Have a quick cheatsheet of people who write good modules

The NPM module ecosystem is made up of people. It's useful to know who those people are! For example, when I'm looking for something related to Promises (or many other topics), I'll check if Sindre Sorhus has already published something. Very often he has!

Other folks who have lots of solid work are good to know - isaacs, Matteo Collina, Mafintosh.

If you're doing something with Markdown, you should know all the wooorm and unified repos. Nextgen Node.js stuff? Check unjs. Transpiler internals, you should always check Rich Harris's projects, which include so many gems.

I don't know if there's a way to systematize this, and I would be cautious of one because incentives are usually subverted.
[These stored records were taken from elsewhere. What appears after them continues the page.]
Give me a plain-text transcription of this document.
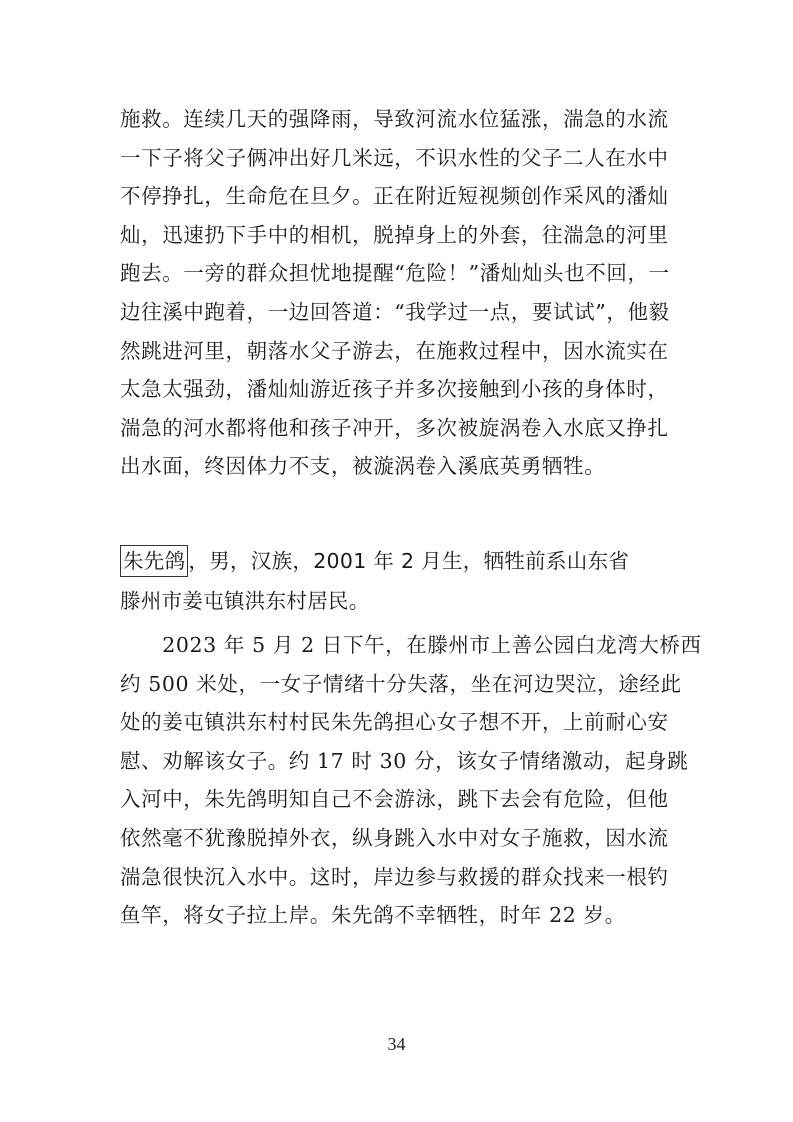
施救。连续几天的强降雨，导致河流水位猛涨，湍急的水流
一下子将父子俩冲出好几米远，不识水性的父子二人在水中
不停挣扎，生命危在旦夕。正在附近短视频创作采风的潘灿
灿，迅速扔下手中的相机，脱掉身上的外套，往湍急的河里
跑去。一旁的群众担忧地提醒“危险！”潘灿灿头也不回，一
边往溪中跑着，一边回答道：“我学过一点，要试试”，他毅
然跳进河里，朝落水父子游去，在施救过程中，因水流实在
太急太强劲，潘灿灿游近孩子并多次接触到小孩的身体时，
湍急的河水都将他和孩子冲开，多次被旋涡卷入水底又挣扎
出水面，终因体力不支，被漩涡卷入溪底英勇牺牲。

朱先鸽 ，男，汉族，2001 年 2 月生，牺牲前系山东省
滕州市姜屯镇洪东村居民。

　　2023 年 5 月 2 日下午，在滕州市上善公园白龙湾大桥西
约 500 米处，一女子情绪十分失落，坐在河边哭泣，途经此
处的姜屯镇洪东村村民朱先鸽担心女子想不开，上前耐心安
慰、劝解该女子。约 17 时 30 分，该女子情绪激动，起身跳
入河中，朱先鸽明知自己不会游泳，跳下去会有危险，但他
依然毫不犹豫脱掉外衣，纵身跳入水中对女子施救，因水流
湍急很快沉入水中。这时，岸边参与救援的群众找来一根钓
鱼竿，将女子拉上岸。朱先鸽不幸牺牲，时年 22 岁。

34
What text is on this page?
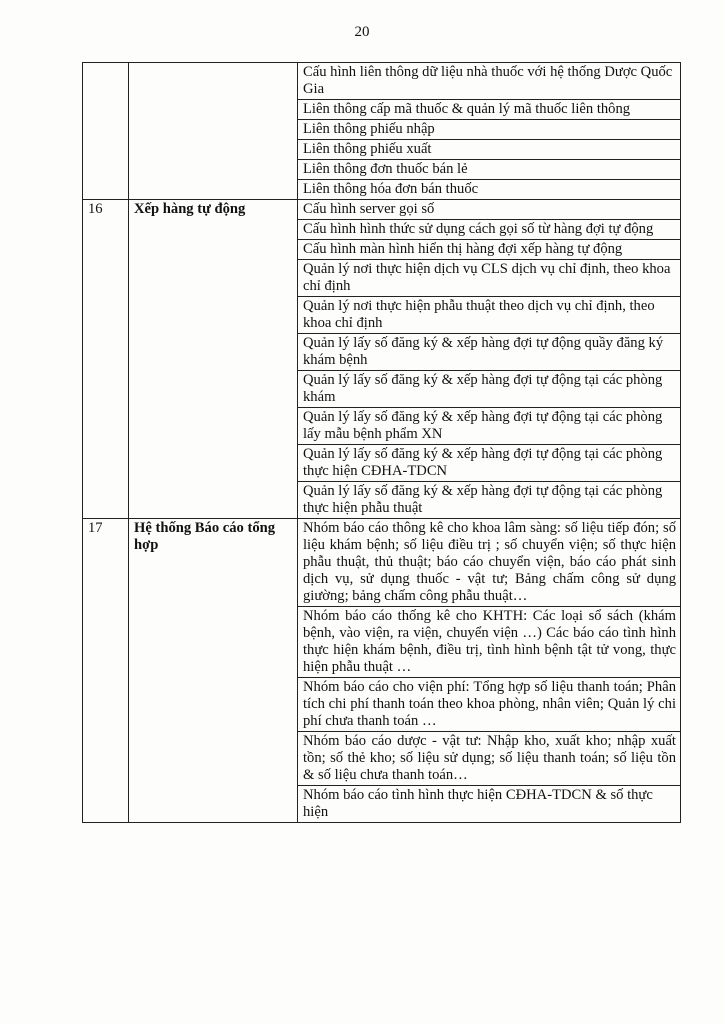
20
		Cấu hình liên thông dữ liệu nhà thuốc với hệ thống Dược Quốc Gia
		Liên thông cấp mã thuốc & quản lý mã thuốc liên thông
		Liên thông phiếu nhập
		Liên thông phiếu xuất
		Liên thông đơn thuốc bán lẻ
		Liên thông hóa đơn bán thuốc
16	Xếp hàng tự động	Cấu hình server gọi số
		Cấu hình hình thức sử dụng cách gọi số từ hàng đợi tự động
		Cấu hình màn hình hiển thị hàng đợi xếp hàng tự động
		Quản lý nơi thực hiện dịch vụ CLS dịch vụ chỉ định, theo khoa chỉ định
		Quản lý nơi thực hiện phẫu thuật theo dịch vụ chỉ định, theo khoa chỉ định
		Quản lý lấy số đăng ký & xếp hàng đợi tự động quầy đăng ký khám bệnh
		Quản lý lấy số đăng ký & xếp hàng đợi tự động tại các phòng khám
		Quản lý lấy số đăng ký & xếp hàng đợi tự động tại các phòng lấy mẫu bệnh phẩm XN
		Quản lý lấy số đăng ký & xếp hàng đợi tự động tại các phòng thực hiện CĐHA-TDCN
		Quản lý lấy số đăng ký & xếp hàng đợi tự động tại các phòng thực hiện phẫu thuật
17	Hệ thống Báo cáo tổng hợp	Nhóm báo cáo thông kê cho khoa lâm sàng: số liệu tiếp đón; số liệu khám bệnh; số liệu điều trị ; số chuyển viện; số thực hiện phẫu thuật, thủ thuật; báo cáo chuyển viện, báo cáo phát sinh dịch vụ, sử dụng thuốc - vật tư; Bảng chấm công sử dụng giường; bảng chấm công phẫu thuật…
		Nhóm báo cáo thống kê cho KHTH: Các loại sổ sách (khám bệnh, vào viện, ra viện, chuyển viện …) Các báo cáo tình hình thực hiện khám bệnh, điều trị, tình hình bệnh tật tử vong, thực hiện phẫu thuật …
		Nhóm báo cáo cho viện phí: Tổng hợp số liệu thanh toán; Phân tích chi phí thanh toán theo khoa phòng, nhân viên; Quản lý chi phí chưa thanh toán …
		Nhóm báo cáo dược - vật tư: Nhập kho, xuất kho; nhập xuất tồn; số thẻ kho; số liệu sử dụng; số liệu thanh toán; số liệu tồn & số liệu chưa thanh toán…
		Nhóm báo cáo tình hình thực hiện CĐHA-TDCN & số thực hiện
It's more like learning the 'lay of the land' of the internet. I find it kind of fun. Maybe you will?

What makes a good NPM module

But what are you really looking for? The definition of a good module keeps shifting, but pretty often it'll look something like: a decent history of maintainership, built-in TypeScript types, passing tests, good documentation.
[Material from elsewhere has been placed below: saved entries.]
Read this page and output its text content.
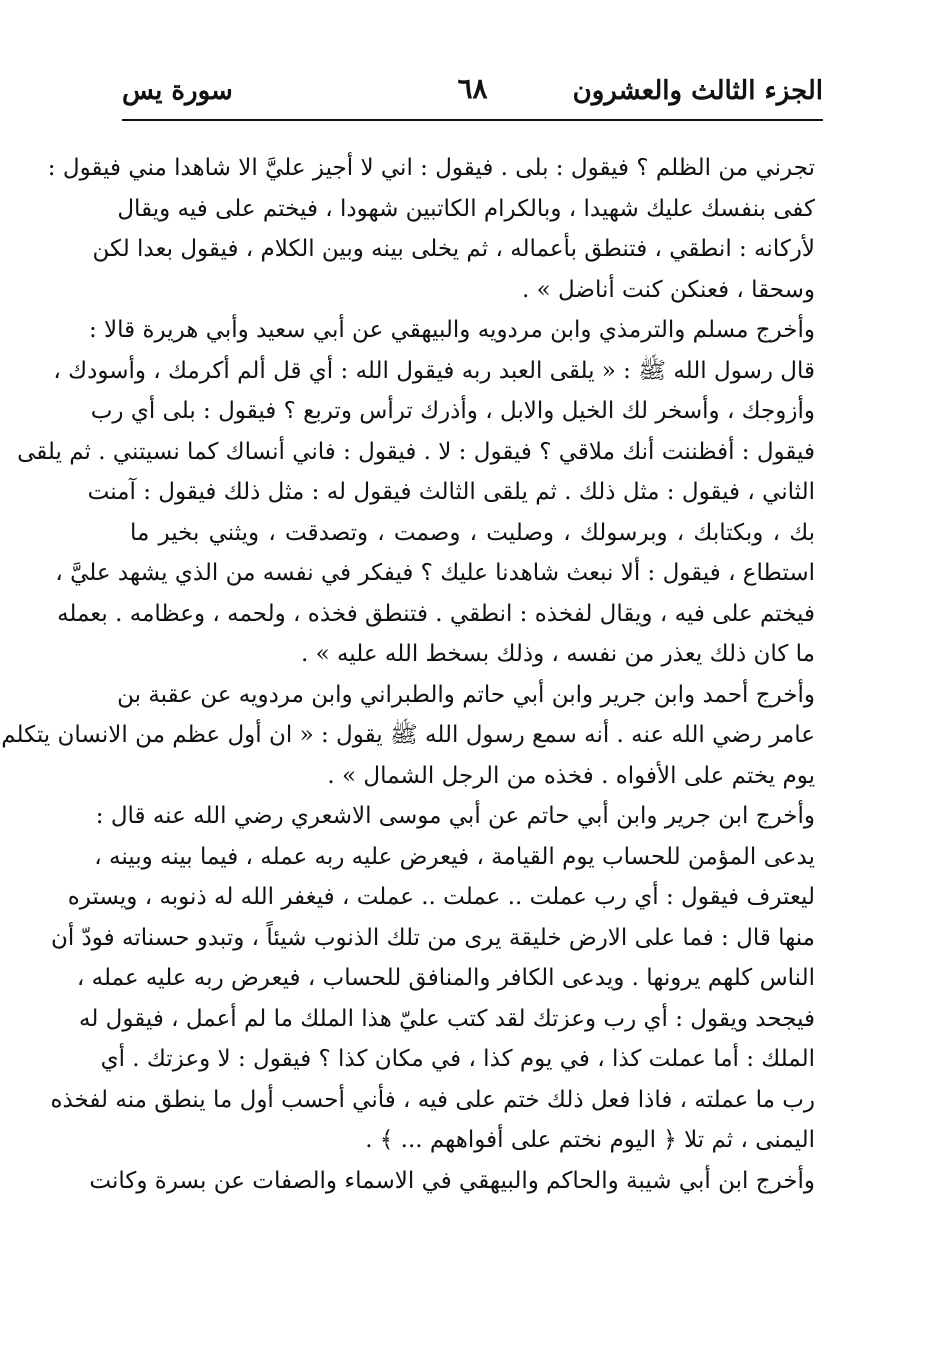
الجزء الثالث والعشرون
٦٨
سورة يس
تجرني من الظلم ؟ فيقول : بلى . فيقول : اني لا أجيز عليَّ الا شاهدا مني فيقول :
كفى بنفسك عليك شهيدا ، وبالكرام الكاتبين شهودا ، فيختم على فيه ويقال
لأركانه : انطقي ، فتنطق بأعماله ، ثم يخلى بينه وبين الكلام ، فيقول بعدا لكن
وسحقا ، فعنكن كنت أناضل » .
وأخرج مسلم والترمذي وابن مردويه والبيهقي عن أبي سعيد وأبي هريرة قالا :
قال رسول الله ﷺ : « يلقى العبد ربه فيقول الله : أي قل ألم أكرمك ، وأسودك ،
وأزوجك ، وأسخر لك الخيل والابل ، وأذرك ترأس وتربع ؟ فيقول : بلى أي رب
فيقول : أفظننت أنك ملاقي ؟ فيقول : لا . فيقول : فاني أنساك كما نسيتني . ثم يلقى
الثاني ، فيقول : مثل ذلك . ثم يلقى الثالث فيقول له : مثل ذلك فيقول : آمنت
بك ، وبكتابك ، وبرسولك ، وصليت ، وصمت ، وتصدقت ، ويثني بخير ما
استطاع ، فيقول : ألا نبعث شاهدنا عليك ؟ فيفكر في نفسه من الذي يشهد عليَّ ،
فيختم على فيه ، ويقال لفخذه : انطقي . فتنطق فخذه ، ولحمه ، وعظامه . بعمله
ما كان ذلك يعذر من نفسه ، وذلك بسخط الله عليه » .
وأخرج أحمد وابن جرير وابن أبي حاتم والطبراني وابن مردويه عن عقبة بن
عامر رضي الله عنه . أنه سمع رسول الله ﷺ يقول : « ان أول عظم من الانسان يتكلم
يوم يختم على الأفواه . فخذه من الرجل الشمال » .
وأخرج ابن جرير وابن أبي حاتم عن أبي موسى الاشعري رضي الله عنه قال :
يدعى المؤمن للحساب يوم القيامة ، فيعرض عليه ربه عمله ، فيما بينه وبينه ،
ليعترف فيقول : أي رب عملت .. عملت .. عملت ، فيغفر الله له ذنوبه ، ويستره
منها قال : فما على الارض خليقة يرى من تلك الذنوب شيئاً ، وتبدو حسناته فودّ أن
الناس كلهم يرونها . ويدعى الكافر والمنافق للحساب ، فيعرض ربه عليه عمله ،
فيجحد ويقول : أي رب وعزتك لقد كتب عليّ هذا الملك ما لم أعمل ، فيقول له
الملك : أما عملت كذا ، في يوم كذا ، في مكان كذا ؟ فيقول : لا وعزتك . أي
رب ما عملته ، فاذا فعل ذلك ختم على فيه ، فأني أحسب أول ما ينطق منه لفخذه
اليمنى ، ثم تلا ﴿ اليوم نختم على أفواههم ... ﴾ .
وأخرج ابن أبي شيبة والحاكم والبيهقي في الاسماء والصفات عن بسرة وكانت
A slang shorthand for this would be that it should have a vibe of competence. Even if you're building something by the seat of your pants and making lots of mistakes, you want the parts that you're using to be solid. An application's bugs are the sum total of the bugs you write and the bugs you inherit from others, so it's actually kind of fair to have higher standards for code that you install than code that you write.

What makes a bad module? Of course something that's abandoned and poorly written is bad, but even worse than that is a module that solves the wrong problem - something that doesn't actually fit the problem you have and instead you have to shift the problem to make it work. You can fix this by reading and spending a little time understanding both your problem and the solution. Or asking the LLM, you little baby.
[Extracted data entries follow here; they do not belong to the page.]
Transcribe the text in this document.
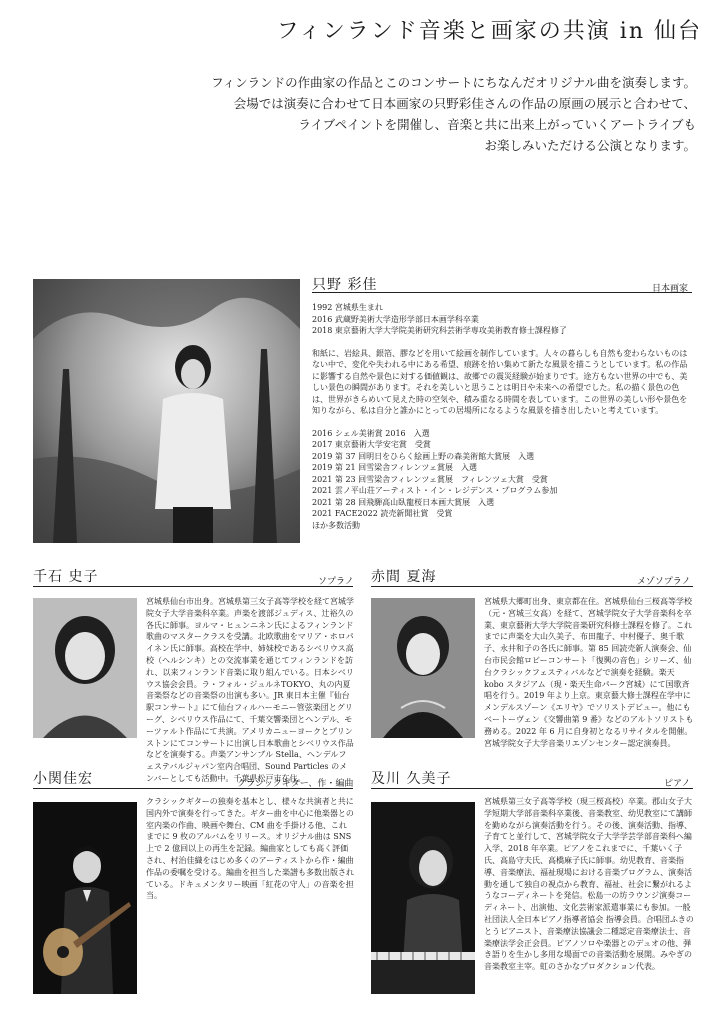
フィンランド音楽と画家の共演 in 仙台
フィンランドの作曲家の作品とこのコンサートにちなんだオリジナル曲を演奏します。
会場では演奏に合わせて日本画家の只野彩佳さんの作品の原画の展示と合わせて、
ライブペイントを開催し、音楽と共に出来上がっていくアートライブも
お楽しみいただける公演となります。
只野 彩佳	日本画家
1992 宮城県生まれ
2016 武蔵野美術大学造形学部日本画学科卒業
2018 東京藝術大学大学院美術研究科芸術学専攻美術教育修士課程修了
和紙に、岩絵具、銀箔、膠などを用いて絵画を制作しています。人々の暮らしも自然も変わらないものはない中で、変化や失われる中にある希望、痕跡を拾い集めて新たな風景を描こうとしています。私の作品に影響する自然や景色に対する価値観は、故郷での震災経験が始まりです。途方もない世界の中でも、美しい景色の瞬間があります。それを美しいと思うことは明日や未来への希望でした。私の描く景色の色は、世界がきらめいて見えた時の空気や、積み重なる時間を表しています。この世界の美しい形や景色を知りながら、私は自分と誰かにとっての居場所になるような風景を描き出したいと考えています。
2016 シェル美術賞 2016　入選
2017 東京藝術大学安宅賞　受賞
2019 第 37 回明日をひらく絵画上野の森美術館大賞展　入選
2019 第 21 回雪梁舎フィレンツェ賞展　入選
2021 第 23 回雪梁舎フィレンツェ賞展　フィレンツェ大賞　受賞
2021 雲ノ平山荘アーティスト・イン・レジデンス・プログラム参加
2021 第 28 回飛騨高山臥龍桜日本画大賞展　入選
2021 FACE2022 読売新聞社賞　受賞
ほか多数活動
千石 史子	ソプラノ
宮城県仙台市出身。宮城県第三女子高等学校を経て宮城学院女子大学音楽科卒業。声楽を渡部ジュディス、辻裕久の各氏に師事。ヨルマ・ヒュンニネン氏によるフィンランド歌曲のマスタークラスを受講。北欧歌曲をマリア・ホロパイネン氏に師事。高校在学中、姉妹校であるシベリウス高校（ヘルシンキ）との交流事業を通じてフィンランドを訪れ、以来フィンランド音楽に取り組んでいる。日本シベリウス協会会員。ラ・フォル・ジュルネTOKYO、丸の内夏音楽祭などの音楽祭の出演も多い。JR 東日本主催『仙台駅コンサート』にて仙台フィルハーモニー管弦楽団とグリーグ、シベリウス作品にて、千葉交響楽団とヘンデル、モーツァルト作品にて共演。アメリカニューヨークとプリンストンにてコンサートに出演し日本歌曲とシベリウス作品などを演奏する。声楽アンサンブル Stella、ヘンデルフェステバルジャパン室内合唱団、Sound Particles のメンバーとしても活動中。千葉県松戸市在住。
赤間 夏海	メゾソプラノ
宮城県大郷町出身、東京都在住。宮城県仙台三桜高等学校（元・宮城三女高）を経て、宮城学院女子大学音楽科を卒業、東京藝術大学大学院音楽研究科修士課程を修了。これまでに声楽を大山久美子、布田龍子、中村優子、奥千歌子、永井和子の各氏に師事。第 85 回読売新人演奏会、仙台市民会館ロビーコンサート「復興の音色」シリーズ、仙台クラシックフェスティバルなどで演奏を経験。楽天 kobo スタジアム（現・楽天生命パーク宮城）にて国歌斉唱を行う。2019 年より上京。東京藝大修士課程在学中にメンデルスゾーン《エリヤ》でソリストデビュー。他にもベートーヴェン《交響曲第 9 番》などのアルトソリストも務める。2022 年 6 月に自身初となるリサイタルを開催。宮城学院女子大学音楽リエゾンセンター認定演奏員。
小関佳宏	クラシックギター、作・編曲
クラシックギターの独奏を基本とし、様々な共演者と共に国内外で演奏を行ってきた。ギター曲を中心に他楽器との室内楽の作曲、映画や舞台、CM 曲を手掛ける他、これまでに 9 枚のアルバムをリリース。オリジナル曲は SNS 上で 2 億回以上の再生を記録。編曲家としても高く評価され、村治佳織をはじめ多くのアーティストから作・編曲作品の委嘱を受ける。編曲を担当した楽譜も多数出版されている。ドキュメンタリー映画「紅花の守人」の音楽を担当。
及川 久美子	ピアノ
宮城県第三女子高等学校（現三桜高校）卒業。郡山女子大学短期大学部音楽科卒業後、音楽教室、幼児教室にて講師を勤めながら演奏活動を行う。その後、演奏活動、指導、子育てと並行して、宮城学院女子大学学芸学部音楽科へ編入学、2018 年卒業。ピアノをこれまでに、千葉いく子氏、高島守夫氏、高橋麻子氏に師事。幼児教育、音楽指導、音楽療法、福祉現場における音楽プログラム、演奏活動を通して独自の視点から教育、福祉、社会に繋がれるようなコーディネートを発信。松島一の坊ラウンジ演奏コーディネート、出演他、文化芸術家派遣事業にも参加。一般社団法人全日本ピアノ指導者協会 指導会員。合唱団ふきのとうピアニスト、音楽療法協議会二種認定音楽療法士、音楽療法学会正会員。ピアノソロや楽器とのデュオの他、弾き語りを生かし多用な場面での音楽活動を展開。みやぎの音楽教室主宰。虹のさかなプロダクション代表。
Get rid of what you don't use and keep the rest up to date

You should be using Renovate. It'll nag you to keep your modules up to date, and it's better to do that kind of work incrementally rather than in one yearly push.

And you should be using Knip. It's just straight-up magic: it's so fast, extremely accurate. It'll tell you which modules you have specified in package.json but that you aren't actually using. It's super easy to lose track and have a lot of junk lying around from old versions of a project. Get rid of it with Knip! It'll even show you which files your project no longer uses. If there was a Knip t-shirt I'd be wearing it right now, that's how good it is.

Dependencies are an inevitability

That's the truth: we're all building on the shoulders of each other. But there's an art to finding the right shoulders to build on.

In a way, it's frustrating that the web platform, and the NPM module ecosystem, moves so fast and requires so many nitpicky updates and decisions. But that's pretty much the norm: even next-generation languages that have learned the lessons of NPM and Node suffer from bloated package ecosystems. Gardening dependencies is part of the job and should do it well.